Social welfare costs, which are growing as the nation’s population ages, are the biggest-spending item at ¥32 trillion, representing 33.1 percent of total spending.

“I think the government did a good job in significantly restraining new bond issuances,” said Keio University professor Takero Doi. “I think they also have made a degree of achievement in restraining social welfare costs, for the first year of the fiscal rehabilitation period until 2020.”

Toshihiro Ihori, professor at the National Graduate Institute for Policy Studies, also acknowledged a degree of success in restraining spending, although he expressed caveats.

“I can see the efforts they put in while facing various restraints,” he said. “In any case, the severe situation of the government’s finances has not changed.”

With debts amounting to some ¥1,000 trillion, about twice the gross domestic product, Japan’s finances rank among the worst of the advanced economies.

The aging population is sapping the nation’s economic strength amid a decline in the working population. Meanwhile, the retired population continues to swell, compounding the problem.

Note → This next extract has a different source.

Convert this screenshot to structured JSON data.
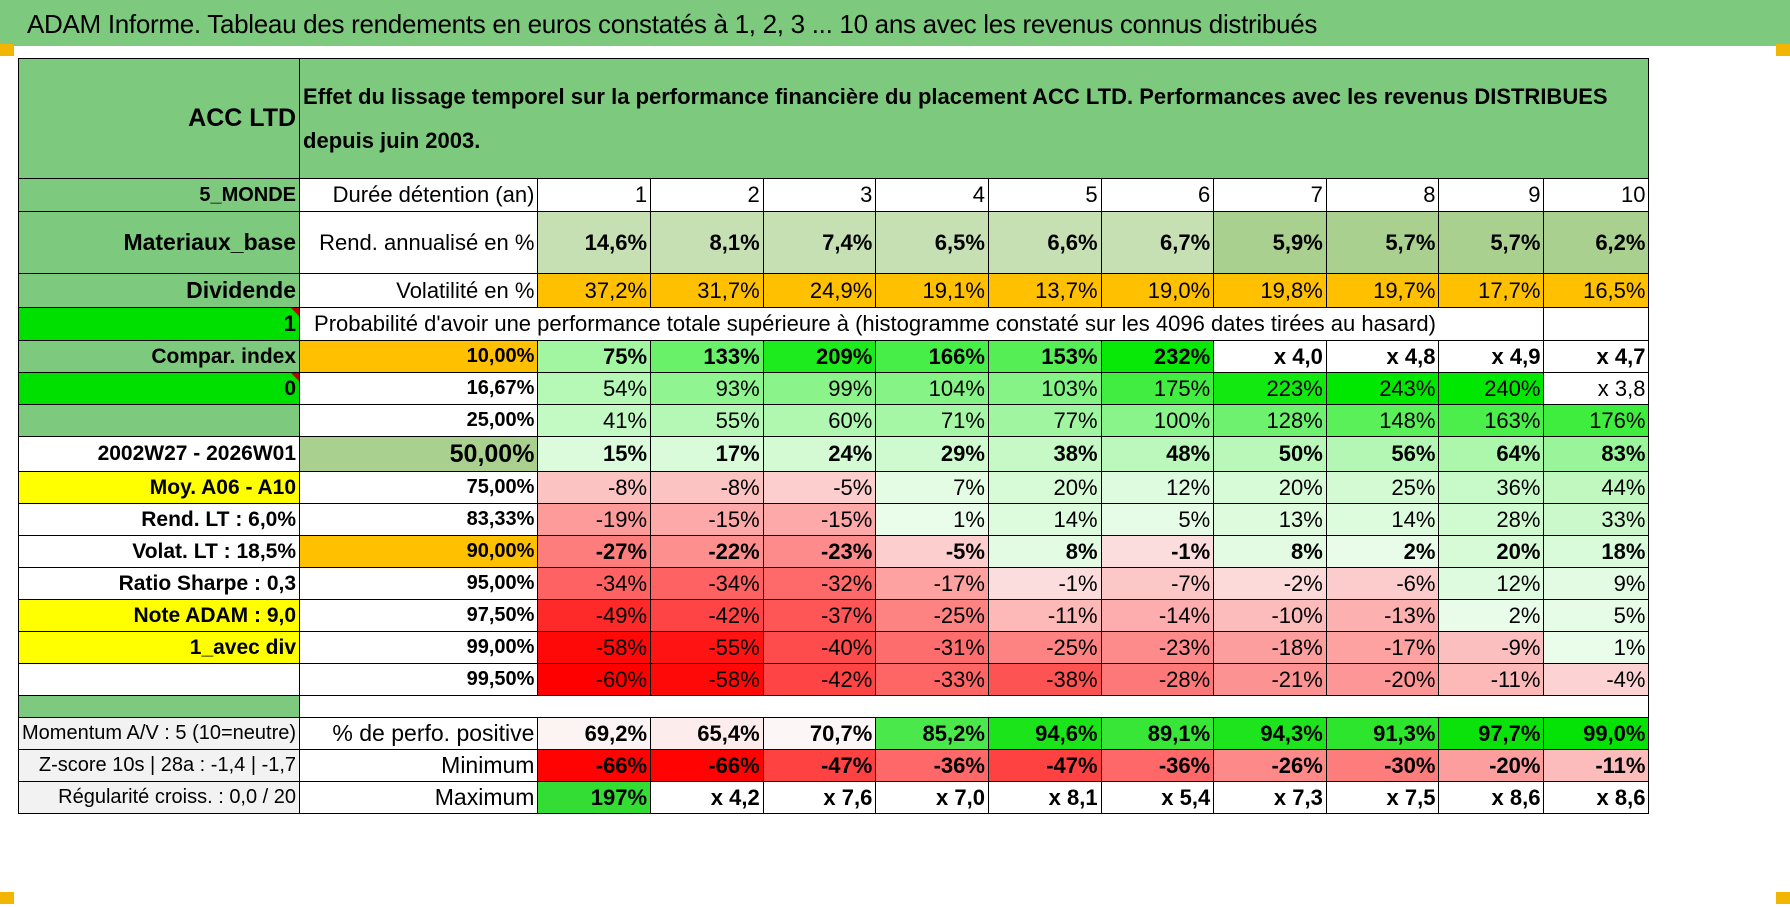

“The fiscal 2016 budget would grow some ¥400 billion from the current fiscal year and become the largest in history, as they say, but not only that, you have to watch out for extra budgets,” Ihori said, pointing to the risk of loosening fiscal discipline.

Ihori pointed to the ¥3.32 trillion extra budget for the current fiscal year that was approved Dec. 18. It features allocations for finance measures to bolster economic competitiveness, anticipating a loosening of trade after the Trans-Pacific Partnership agreement, as well as reinforcement of counter-terrorism measures.

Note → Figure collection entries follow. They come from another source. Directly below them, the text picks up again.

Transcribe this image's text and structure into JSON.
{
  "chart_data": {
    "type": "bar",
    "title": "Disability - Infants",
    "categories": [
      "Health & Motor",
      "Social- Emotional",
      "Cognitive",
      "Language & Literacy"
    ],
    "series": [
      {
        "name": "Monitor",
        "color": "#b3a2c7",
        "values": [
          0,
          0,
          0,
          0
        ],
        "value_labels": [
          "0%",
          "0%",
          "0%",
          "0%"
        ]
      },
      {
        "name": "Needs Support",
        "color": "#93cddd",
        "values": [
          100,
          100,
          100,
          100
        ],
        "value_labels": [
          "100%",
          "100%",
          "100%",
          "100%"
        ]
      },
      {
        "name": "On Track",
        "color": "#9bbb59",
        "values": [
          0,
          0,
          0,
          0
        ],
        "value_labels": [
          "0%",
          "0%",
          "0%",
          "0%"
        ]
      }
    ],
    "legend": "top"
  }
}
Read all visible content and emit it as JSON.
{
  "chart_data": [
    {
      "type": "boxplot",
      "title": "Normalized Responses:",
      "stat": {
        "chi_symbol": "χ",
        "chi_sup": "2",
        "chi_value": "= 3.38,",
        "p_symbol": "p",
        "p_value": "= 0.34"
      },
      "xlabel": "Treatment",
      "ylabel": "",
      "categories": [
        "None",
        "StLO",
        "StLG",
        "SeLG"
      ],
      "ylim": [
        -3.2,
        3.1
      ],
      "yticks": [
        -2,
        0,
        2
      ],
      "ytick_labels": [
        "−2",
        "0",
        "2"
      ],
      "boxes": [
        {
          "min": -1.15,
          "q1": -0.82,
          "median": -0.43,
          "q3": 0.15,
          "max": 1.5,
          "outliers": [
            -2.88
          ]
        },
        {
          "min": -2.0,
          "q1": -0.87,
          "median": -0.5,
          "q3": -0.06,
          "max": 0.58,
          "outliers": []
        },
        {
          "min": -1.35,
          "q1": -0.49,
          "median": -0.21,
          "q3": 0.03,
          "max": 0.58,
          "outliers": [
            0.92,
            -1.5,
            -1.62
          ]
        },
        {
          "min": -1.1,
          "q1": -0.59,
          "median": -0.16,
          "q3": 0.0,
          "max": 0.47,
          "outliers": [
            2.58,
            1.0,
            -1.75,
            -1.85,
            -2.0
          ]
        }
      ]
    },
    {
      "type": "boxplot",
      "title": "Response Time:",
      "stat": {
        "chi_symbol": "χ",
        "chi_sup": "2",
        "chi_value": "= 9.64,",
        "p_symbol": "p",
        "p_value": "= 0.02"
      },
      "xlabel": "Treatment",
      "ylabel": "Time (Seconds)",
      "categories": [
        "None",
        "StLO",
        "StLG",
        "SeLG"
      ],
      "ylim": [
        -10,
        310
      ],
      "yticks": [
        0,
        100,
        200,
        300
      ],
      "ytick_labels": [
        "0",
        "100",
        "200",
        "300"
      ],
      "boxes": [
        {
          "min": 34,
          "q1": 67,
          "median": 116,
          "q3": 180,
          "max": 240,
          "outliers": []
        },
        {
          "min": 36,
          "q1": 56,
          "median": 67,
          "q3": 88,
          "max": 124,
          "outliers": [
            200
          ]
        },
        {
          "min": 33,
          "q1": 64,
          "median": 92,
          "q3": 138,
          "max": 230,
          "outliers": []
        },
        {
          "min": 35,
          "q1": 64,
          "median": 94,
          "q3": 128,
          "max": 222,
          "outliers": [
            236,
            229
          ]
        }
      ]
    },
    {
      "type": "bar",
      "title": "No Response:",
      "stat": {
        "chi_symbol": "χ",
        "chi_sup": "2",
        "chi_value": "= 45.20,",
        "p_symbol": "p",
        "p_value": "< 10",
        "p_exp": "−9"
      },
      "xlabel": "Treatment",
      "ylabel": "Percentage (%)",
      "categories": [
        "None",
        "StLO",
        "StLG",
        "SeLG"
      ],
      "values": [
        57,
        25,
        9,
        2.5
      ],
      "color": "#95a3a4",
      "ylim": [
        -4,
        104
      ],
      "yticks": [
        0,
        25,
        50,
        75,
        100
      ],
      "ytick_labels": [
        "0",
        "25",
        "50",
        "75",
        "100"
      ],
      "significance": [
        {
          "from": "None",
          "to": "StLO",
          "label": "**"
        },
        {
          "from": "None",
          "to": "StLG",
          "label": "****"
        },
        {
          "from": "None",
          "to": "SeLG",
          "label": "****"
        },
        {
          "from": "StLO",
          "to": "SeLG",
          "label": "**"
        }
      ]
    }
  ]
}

Ihori takes a particularly dim view of another allocation of ¥360 million for the one-time payment of ¥30,000 to low-income pensioners, a program that faced opposition even among members of the ruling Liberal Democratic Party.

“It’s only a ploy to make older voters happy,” ahead of the Upper House election next summer, he said.

“Economic recovery this year has boosted tax revenues and the government has extra money . . . but if the government finances are in tatters, why not use it to pay back debts,” Ihori said.

“When you add the initial budgeted amount for the current fiscal year (to the extra budget), you’re now spending nearly ¥100 trillion,” he said.

“Around this time next year, the consumption tax hike is only months away,” he said, referring to a move planned for April 2017. “As the tax will rise to 10 percent from 8 percent, the government could draft an extra budget in anticipation of additional tax revenue from that,” thereby boosting spending.

Economists also warn the real GDP growth rate projection of 1.7 percent that forms the basis of tax revenues for the draft budget may be overly optimistic, creating a risk that less lower economic activity may result in disappointing tax revenues.

“The government has to make utmost efforts to ensure its finances will improve and its economic growth strategy will achieve the expected results,” Keio University’s Doi said.

“They should remind themselves that if they fail to achieve the planned tax revenue they then should draft an extra budget to cut spending.”